Partners HealthCare integrates state opioid tool into its EHR

By | March 18, 2019

Partners HealthCare announced integration of the Massachusetts Prescription Awareness Tool (MassPAT), which enables access for providers to help prevent and manage substance use disorders, directly into its electronic health record (EHR) system.

MassPAT is an online tool that promotes safe prescribing and dispensing patterns by allowing prescribers and pharmacists to access their patient’s prescriptive history within the past year.

WHY IT MATTERS

By viewing a patient’s prescription history in MassPAT, a provider can avoid duplication of drug therapies and coordinate care by communicating with other providers to improve clinical outcomes and overall patient health.

Integration of MassPAT into Partners’ EHR system, Epic, will further assist prescribers by making a patient’s controlled substance prescription information available to them within the patient’s electronic clinical chart.

According to a recent Massachusetts Department of Public Health report, more than two-thirds of state residents who died from an opioid-related overdose between 2011 and 2014 had a legal opioid prescription at some point during that time period.

[Opioid crisis: How tech and policy are fighting the epidemic]

The report also revealed that non-fatal overdoses in the state increased by close to 200 percent between 2011 and 2015.

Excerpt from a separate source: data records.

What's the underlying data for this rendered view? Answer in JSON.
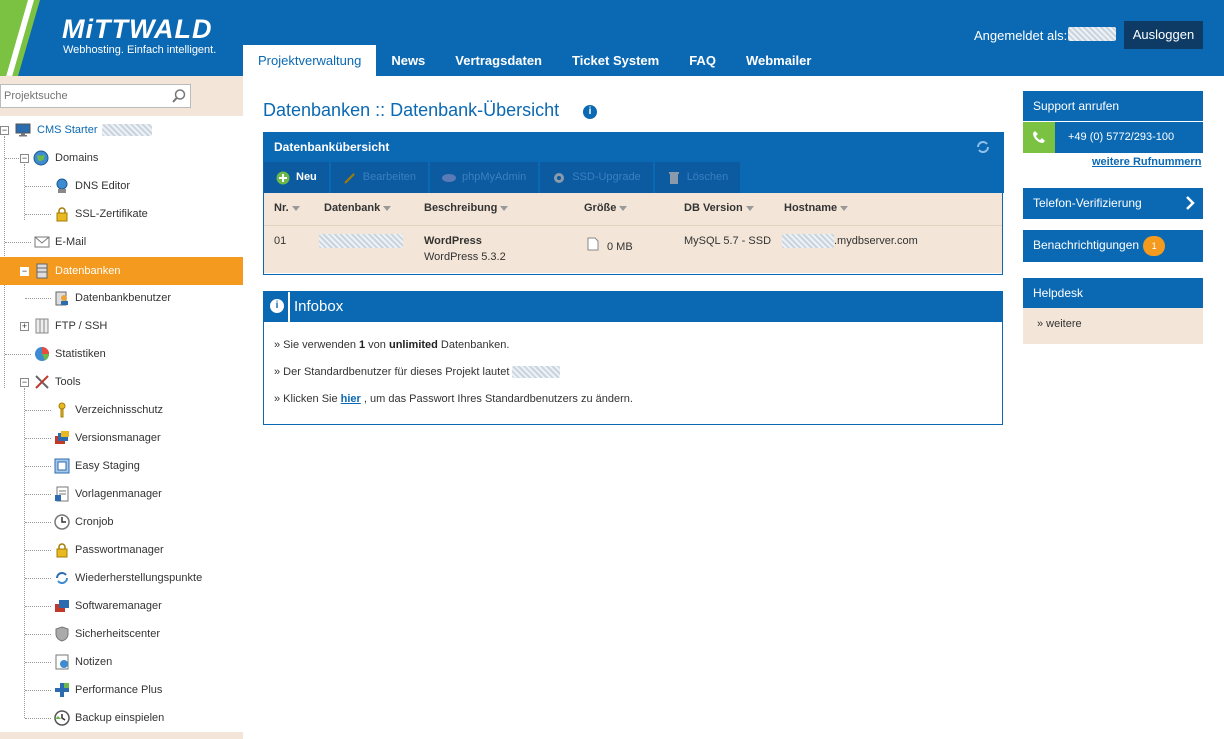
{
  "brand": {
    "name": "MiTTWALD",
    "tagline": "Webhosting. Einfach intelligent."
  },
  "header": {
    "login_label": "Angemeldet als:",
    "logout_label": "Ausloggen"
  },
  "nav": {
    "tabs": [
      "Projektverwaltung",
      "News",
      "Vertragsdaten",
      "Ticket System",
      "FAQ",
      "Webmailer"
    ],
    "active": "Projektverwaltung"
  },
  "sidebar": {
    "search_placeholder": "Projektsuche",
    "project": "CMS Starter",
    "items": {
      "domains": "Domains",
      "dns": "DNS Editor",
      "ssl": "SSL-Zertifikate",
      "email": "E-Mail",
      "datenbanken": "Datenbanken",
      "dbuser": "Datenbankbenutzer",
      "ftp": "FTP / SSH",
      "statistiken": "Statistiken",
      "tools": "Tools",
      "verzeichnisschutz": "Verzeichnisschutz",
      "versionsmanager": "Versionsmanager",
      "easystaging": "Easy Staging",
      "vorlagenmanager": "Vorlagenmanager",
      "cronjob": "Cronjob",
      "passwortmanager": "Passwortmanager",
      "wiederherstellung": "Wiederherstellungspunkte",
      "softwaremanager": "Softwaremanager",
      "sicherheitscenter": "Sicherheitscenter",
      "notizen": "Notizen",
      "performance": "Performance Plus",
      "backup": "Backup einspielen"
    }
  },
  "main": {
    "title": "Datenbanken :: Datenbank-Übersicht",
    "panel_title": "Datenbankübersicht",
    "toolbar": {
      "new": "Neu",
      "edit": "Bearbeiten",
      "phpmyadmin": "phpMyAdmin",
      "ssd": "SSD-Upgrade",
      "delete": "Löschen"
    },
    "columns": {
      "nr": "Nr.",
      "datenbank": "Datenbank",
      "beschreibung": "Beschreibung",
      "groesse": "Größe",
      "dbversion": "DB Version",
      "hostname": "Hostname"
    },
    "row": {
      "nr": "01",
      "beschreibung_title": "WordPress",
      "beschreibung_sub": "WordPress 5.3.2",
      "groesse": "0 MB",
      "dbversion": "MySQL 5.7 - SSD",
      "hostname_suffix": ".mydbserver.com"
    }
  },
  "infobox": {
    "title": "Infobox",
    "line1_pre": "» Sie verwenden ",
    "line1_count": "1",
    "line1_mid": " von ",
    "line1_limit": "unlimited",
    "line1_post": " Datenbanken.",
    "line2": "» Der Standardbenutzer für dieses Projekt lautet",
    "line3_pre": "» Klicken Sie ",
    "line3_link": "hier",
    "line3_post": " , um das Passwort Ihres Standardbenutzers zu ändern."
  },
  "right": {
    "support_title": "Support anrufen",
    "phone": "+49 (0) 5772/293-100",
    "more_numbers": "weitere Rufnummern",
    "verify": "Telefon-Verifizierung",
    "notifications": "Benachrichtigungen",
    "notifications_count": "1",
    "helpdesk": "Helpdesk",
    "helpdesk_more": "» weitere"
  },
  "colors": {
    "brand_blue": "#0b69b3",
    "accent_orange": "#f39a1f",
    "brand_green": "#7cc242",
    "beige": "#f3e6d8"
  }
}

“A critical piece of helping to prevent over-prescription of opioids is ensuring that providers have an accurate picture of patients’ prescription history,” Massachusetts Commissioner of Public Health Monica Bharel, said in a statement. “MassPAT is an integral part of the Commonwealth’s strategy to support and connect health care providers.”

She explained that having the Partners HealthCare system fully integrated and focused on ensuring that its clinicians have access to this tool is an “important advancement” in the state’s collective efforts to curb the opioid epidemic.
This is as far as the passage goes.